In questi giorni il Presidente di Giuria Bernardo Bertolucci va ripetendo che da questo Festival si aspetta di essere sorpreso. Probabilmente Joe non sarà tra i film che lo lasceranno a bocca aperta, perché quella che David Gordon Green traduce dal romanzo di Larry Brown è una storia passata già mille volte sul grande schermo.
Joe (Nicolas Cage), il suo protagonista, incarna quell’America provinciale – ruvida, violenta e ubriacona -, abitata da anime perse che la sera si rinchiudono dentro case dismesse o si danno appuntamento al bancone del bar, dove nella migliore delle ipotesi si arriva alle mani, nella peggiore ci scappa il ferito o addirittura il morto.
Joe è un uomo solo; un passato turbolento – in parte vissuto dietro le sbarre – che sembra aver segnato definitivamente la sua vita, nonostante ora abbia un lavoro onesto (gestisce una squadra di operai neri impegnati ad avvelenare gli alberi di una foresta per il disboscamento) e si sforzi di tenersi lontano dai guai. Non ha una compagna (però sappiamo che ha dei nipoti), ma con lui vive un’amica, alla quale ha offerto aiuto e ospitalità e che con lui sogna di poter «andare a cena, vestiti eleganti»: sa che è un’utopia.

Nella sua vita entra Gary, un ragazzino di 15 anni appena trasferitosi in città con la famiglia: due genitori che «l’hanno dimenticato» – una madre anestetizzata da fumo e alcool, un padre molto più anziano che non riesce a staccarsi dalla bottiglia e gira come un vagabondo in cerca di qualcuno da picchiare e rapinare, compreso il figlio – e una sorella che da tempo ha smesso di parlare. Derubato della sua giovinezza, Gary ha imparato a cavarsela da solo. Si avvicina a Joe per chiedergli un lavoro e quasi istintivamente tra i due si crea una connessione che porta l’uno a volersi prendere cura dell’altro. Quasi un rapporto padre-figlio, di cui Joe ha bisogno quale strumento di espiazione e redenzione, e con cui Gary sperimenta per la prima volta l’emozione di sentirsi amato.

Gordon Green, dopo la pausa comico-demenziale di Strafumati e Lo spaventapassere, torna alle origini e al cinema drammatico sul quale ha mosso i primi passi e che alla scorsa Berlinale gli è valso l’Orso d’Oro alla regia (Prince Avalanche). Lo fa con una regia non brutta ma nemmeno originale, che cita quella del collega Jeff Nichols (Take Shelter, Mud) senza particolari guizzi (eccetto forse la riproposizione della stessa inquadratura su cui il film si apre e si chiude, a simboleggiare la fine del viaggio di Gary e l’inizio di una nuova vita). Un’opera “istituzionale”, che non decolla mai, prigioniera di una sceneggiatura che nella quantità di storie, personaggi, situazioni e temi che mette in campo finisce per aggrovigliarsi su se stessa e risultare prevedibile.

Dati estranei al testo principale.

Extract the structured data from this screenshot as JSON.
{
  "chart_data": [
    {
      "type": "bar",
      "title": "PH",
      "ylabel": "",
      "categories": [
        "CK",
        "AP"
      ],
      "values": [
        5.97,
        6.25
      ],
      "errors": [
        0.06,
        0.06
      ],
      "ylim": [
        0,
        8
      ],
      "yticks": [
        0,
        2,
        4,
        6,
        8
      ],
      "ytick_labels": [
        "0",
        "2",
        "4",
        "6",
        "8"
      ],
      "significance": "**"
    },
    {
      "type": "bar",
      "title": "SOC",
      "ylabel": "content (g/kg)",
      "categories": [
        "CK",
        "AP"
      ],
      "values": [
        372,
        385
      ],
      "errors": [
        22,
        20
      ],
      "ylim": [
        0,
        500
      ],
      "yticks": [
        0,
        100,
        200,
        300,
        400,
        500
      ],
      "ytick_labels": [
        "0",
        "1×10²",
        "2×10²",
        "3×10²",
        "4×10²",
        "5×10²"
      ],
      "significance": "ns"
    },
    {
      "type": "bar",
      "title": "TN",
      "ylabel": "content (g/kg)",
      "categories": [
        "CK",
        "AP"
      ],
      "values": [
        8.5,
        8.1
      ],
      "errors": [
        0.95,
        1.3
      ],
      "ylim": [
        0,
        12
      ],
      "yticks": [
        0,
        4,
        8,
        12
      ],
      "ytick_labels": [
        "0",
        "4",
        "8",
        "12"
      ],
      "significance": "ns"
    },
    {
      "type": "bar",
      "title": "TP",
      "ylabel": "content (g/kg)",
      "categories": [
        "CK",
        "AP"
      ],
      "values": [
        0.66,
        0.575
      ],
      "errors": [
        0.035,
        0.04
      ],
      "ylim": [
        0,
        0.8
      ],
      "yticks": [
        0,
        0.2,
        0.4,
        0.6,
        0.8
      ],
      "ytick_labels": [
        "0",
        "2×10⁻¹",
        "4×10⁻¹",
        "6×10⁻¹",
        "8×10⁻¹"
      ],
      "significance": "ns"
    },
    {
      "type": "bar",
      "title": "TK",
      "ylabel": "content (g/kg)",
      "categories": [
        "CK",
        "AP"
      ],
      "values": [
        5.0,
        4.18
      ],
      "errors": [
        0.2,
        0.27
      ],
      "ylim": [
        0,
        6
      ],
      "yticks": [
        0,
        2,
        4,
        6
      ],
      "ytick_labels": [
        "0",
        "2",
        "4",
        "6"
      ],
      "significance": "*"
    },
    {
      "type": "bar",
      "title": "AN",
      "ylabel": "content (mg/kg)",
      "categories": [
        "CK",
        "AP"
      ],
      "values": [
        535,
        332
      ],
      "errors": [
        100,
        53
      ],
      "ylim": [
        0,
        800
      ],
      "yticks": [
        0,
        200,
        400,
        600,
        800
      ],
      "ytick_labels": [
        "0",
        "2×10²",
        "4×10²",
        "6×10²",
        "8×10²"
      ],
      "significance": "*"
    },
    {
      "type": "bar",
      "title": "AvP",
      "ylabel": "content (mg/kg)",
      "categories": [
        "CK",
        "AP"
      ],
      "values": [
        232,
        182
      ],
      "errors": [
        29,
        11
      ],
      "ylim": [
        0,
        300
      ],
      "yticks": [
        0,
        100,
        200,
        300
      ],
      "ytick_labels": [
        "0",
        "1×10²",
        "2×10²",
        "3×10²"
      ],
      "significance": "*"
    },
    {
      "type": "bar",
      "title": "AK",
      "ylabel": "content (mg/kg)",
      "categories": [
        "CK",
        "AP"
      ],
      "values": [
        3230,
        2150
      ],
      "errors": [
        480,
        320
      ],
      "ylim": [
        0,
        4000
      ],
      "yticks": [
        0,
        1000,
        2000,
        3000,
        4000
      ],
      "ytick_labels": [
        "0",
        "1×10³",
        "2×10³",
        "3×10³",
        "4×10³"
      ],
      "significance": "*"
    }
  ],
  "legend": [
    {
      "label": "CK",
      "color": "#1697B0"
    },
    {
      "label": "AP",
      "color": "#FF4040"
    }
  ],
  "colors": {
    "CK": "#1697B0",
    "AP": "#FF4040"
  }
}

I momenti più riusciti sono quelli che fotografano Joe e Gary insieme e le “lezioni di vita” che il primo impartisce al secondo (bere birra mentre si guida e fare la faccia da duri per conquistare le ragazze), complice la buona performance di Nicolas Cage, imbolsito e rozzo al punto giusto, e quella del giovane Tye Sheridan (già visto in Mud e Tree of Life), che ha ancora bisogno di crescere ma ogni volta lascia intravedere un talento innato.